Erwan regarda sa montre : dix minutes étaient déjà passées. Il fit ses comptes : quinze pour le retour, trente pour interroger le médecin. Il allait effectuer le PV d’audition le plus rapide de sa carrière.
Le dispensaire du docteur Fuamba était déjà assiégé par une foule d’hommes et de femmes qui braillaient, se bousculaient, frappaient à la porte, s’accrochaient aux fenêtres. Totalement inaccessible.
— Qu’est-ce qui se passe ?
— Y veulent des médicaments avant de repartir.
— On fout le camp : on n’aura jamais le temps de l’interroger.
— Sauf si tu me donnes cent dollars.
Une leçon pour le Blanc : on ne joue pas avec l’Afrique. Il donna les billets. Salvo, toujours sa valise sous le bras, siffla entre ses doigts. Les infirmiers qui jouaient au service d’ordre leur défrichèrent le passage. En quelques secondes, ils étaient dans la place.

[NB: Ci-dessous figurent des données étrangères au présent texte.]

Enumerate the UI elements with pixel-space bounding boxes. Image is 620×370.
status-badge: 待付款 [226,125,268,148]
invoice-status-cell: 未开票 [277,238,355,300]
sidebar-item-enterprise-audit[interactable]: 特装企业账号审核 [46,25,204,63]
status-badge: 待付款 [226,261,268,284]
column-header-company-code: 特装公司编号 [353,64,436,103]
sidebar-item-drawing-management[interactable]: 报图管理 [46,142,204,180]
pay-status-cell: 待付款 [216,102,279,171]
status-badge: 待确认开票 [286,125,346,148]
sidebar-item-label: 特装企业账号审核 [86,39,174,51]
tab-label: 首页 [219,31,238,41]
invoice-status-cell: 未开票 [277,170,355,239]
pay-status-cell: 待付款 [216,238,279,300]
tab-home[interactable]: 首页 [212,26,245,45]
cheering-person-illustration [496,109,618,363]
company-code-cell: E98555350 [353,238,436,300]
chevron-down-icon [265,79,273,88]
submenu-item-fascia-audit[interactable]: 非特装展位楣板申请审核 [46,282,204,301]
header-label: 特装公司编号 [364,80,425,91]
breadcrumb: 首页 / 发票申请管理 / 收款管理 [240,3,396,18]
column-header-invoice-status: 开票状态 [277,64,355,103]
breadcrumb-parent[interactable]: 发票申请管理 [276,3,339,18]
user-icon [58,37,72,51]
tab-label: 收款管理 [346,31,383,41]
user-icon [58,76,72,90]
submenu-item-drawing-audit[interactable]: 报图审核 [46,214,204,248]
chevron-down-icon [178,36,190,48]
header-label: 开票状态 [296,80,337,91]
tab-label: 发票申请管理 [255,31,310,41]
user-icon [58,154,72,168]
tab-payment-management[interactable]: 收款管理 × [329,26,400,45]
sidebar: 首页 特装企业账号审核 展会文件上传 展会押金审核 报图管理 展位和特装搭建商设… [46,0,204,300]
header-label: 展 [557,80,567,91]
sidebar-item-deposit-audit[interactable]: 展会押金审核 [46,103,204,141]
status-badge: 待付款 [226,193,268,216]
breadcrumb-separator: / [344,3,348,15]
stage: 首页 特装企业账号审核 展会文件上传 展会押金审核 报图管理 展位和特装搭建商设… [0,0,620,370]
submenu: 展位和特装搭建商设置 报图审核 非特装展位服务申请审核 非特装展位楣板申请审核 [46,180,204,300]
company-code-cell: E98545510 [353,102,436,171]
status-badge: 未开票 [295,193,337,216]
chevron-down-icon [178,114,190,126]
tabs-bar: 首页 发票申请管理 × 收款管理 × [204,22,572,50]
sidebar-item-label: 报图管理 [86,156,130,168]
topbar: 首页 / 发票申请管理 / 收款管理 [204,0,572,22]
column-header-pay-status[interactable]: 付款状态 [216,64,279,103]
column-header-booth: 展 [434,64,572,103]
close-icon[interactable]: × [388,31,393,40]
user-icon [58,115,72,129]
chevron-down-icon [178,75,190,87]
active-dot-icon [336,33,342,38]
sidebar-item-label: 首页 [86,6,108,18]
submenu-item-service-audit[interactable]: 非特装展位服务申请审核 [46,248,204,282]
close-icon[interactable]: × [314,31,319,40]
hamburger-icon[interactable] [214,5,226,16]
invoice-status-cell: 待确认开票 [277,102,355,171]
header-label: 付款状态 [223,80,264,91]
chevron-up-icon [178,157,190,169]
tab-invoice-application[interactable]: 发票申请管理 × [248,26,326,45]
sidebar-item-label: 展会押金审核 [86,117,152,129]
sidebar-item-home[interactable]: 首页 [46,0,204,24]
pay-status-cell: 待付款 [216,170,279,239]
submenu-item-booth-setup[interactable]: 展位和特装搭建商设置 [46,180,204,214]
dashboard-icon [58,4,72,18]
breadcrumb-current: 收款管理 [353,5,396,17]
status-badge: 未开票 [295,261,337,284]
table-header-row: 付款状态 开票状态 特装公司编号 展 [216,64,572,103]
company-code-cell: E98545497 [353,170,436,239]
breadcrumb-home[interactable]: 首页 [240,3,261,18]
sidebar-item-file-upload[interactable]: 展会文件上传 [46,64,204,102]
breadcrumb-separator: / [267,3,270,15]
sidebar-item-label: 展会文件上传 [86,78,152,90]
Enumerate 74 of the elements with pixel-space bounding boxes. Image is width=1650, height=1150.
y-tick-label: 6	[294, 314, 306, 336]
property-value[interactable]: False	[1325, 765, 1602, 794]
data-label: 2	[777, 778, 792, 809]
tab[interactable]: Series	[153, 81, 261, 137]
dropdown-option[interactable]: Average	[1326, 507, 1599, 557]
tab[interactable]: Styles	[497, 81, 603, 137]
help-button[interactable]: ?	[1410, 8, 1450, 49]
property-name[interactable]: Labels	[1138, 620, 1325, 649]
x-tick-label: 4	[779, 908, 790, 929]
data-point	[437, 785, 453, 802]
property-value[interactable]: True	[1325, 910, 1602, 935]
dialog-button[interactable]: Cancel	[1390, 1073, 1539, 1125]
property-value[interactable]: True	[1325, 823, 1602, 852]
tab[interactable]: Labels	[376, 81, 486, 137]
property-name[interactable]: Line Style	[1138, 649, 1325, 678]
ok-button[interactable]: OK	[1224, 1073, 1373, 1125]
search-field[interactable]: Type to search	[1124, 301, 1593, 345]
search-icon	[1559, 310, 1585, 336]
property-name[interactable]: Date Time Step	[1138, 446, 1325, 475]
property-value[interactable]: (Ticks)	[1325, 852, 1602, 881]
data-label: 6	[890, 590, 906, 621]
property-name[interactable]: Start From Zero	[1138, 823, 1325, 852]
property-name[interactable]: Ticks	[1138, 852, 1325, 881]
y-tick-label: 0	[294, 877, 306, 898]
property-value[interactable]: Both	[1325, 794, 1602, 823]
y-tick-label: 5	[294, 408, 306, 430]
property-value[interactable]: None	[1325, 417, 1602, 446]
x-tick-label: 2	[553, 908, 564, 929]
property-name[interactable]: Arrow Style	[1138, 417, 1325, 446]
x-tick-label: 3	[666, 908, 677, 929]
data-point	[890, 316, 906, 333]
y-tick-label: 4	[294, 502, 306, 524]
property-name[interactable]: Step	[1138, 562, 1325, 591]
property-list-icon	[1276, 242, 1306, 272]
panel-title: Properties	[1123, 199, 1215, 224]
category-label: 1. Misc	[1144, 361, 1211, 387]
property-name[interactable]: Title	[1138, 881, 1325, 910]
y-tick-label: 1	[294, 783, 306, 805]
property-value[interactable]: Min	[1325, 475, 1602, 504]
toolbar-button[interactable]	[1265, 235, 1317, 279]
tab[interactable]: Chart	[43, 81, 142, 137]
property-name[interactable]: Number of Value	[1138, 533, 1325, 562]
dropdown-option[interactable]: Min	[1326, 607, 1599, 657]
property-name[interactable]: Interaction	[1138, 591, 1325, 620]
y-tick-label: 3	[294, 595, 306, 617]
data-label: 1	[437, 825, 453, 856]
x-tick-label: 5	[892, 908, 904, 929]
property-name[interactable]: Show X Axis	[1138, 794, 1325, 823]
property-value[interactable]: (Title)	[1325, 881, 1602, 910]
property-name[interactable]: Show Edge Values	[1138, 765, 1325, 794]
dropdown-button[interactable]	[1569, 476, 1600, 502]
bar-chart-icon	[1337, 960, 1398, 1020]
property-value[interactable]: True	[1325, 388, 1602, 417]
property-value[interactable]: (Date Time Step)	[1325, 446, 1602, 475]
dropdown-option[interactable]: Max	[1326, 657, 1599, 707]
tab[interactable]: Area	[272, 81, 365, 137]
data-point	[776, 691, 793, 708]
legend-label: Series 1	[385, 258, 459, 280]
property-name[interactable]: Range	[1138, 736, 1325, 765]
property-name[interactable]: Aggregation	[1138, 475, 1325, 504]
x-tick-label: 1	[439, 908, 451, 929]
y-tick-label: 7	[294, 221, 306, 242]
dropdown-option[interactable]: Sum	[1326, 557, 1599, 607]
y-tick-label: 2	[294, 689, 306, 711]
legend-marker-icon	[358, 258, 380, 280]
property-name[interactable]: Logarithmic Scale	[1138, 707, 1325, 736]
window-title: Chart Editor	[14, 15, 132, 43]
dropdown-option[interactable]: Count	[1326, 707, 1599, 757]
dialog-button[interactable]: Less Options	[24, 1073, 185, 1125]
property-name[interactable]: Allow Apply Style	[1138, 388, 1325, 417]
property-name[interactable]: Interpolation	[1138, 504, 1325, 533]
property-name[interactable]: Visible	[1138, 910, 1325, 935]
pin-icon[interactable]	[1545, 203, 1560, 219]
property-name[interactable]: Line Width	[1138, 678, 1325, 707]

L’intérieur ressemblait à l’extérieur : mêmes murs de ciment rongés par les lichens et les mousses, même terre battue au sol tirant sur la gadoue, même odeur de vase. Coup de chance, Anatole Fuamba était du genre vif et nerveux. Il comprit tout de suite ce qui amenait le mzungu et n’essaya pas d’en profiter pour obtenir du fric. En revanche, il s’adressa d’abord à Salvo en swahili.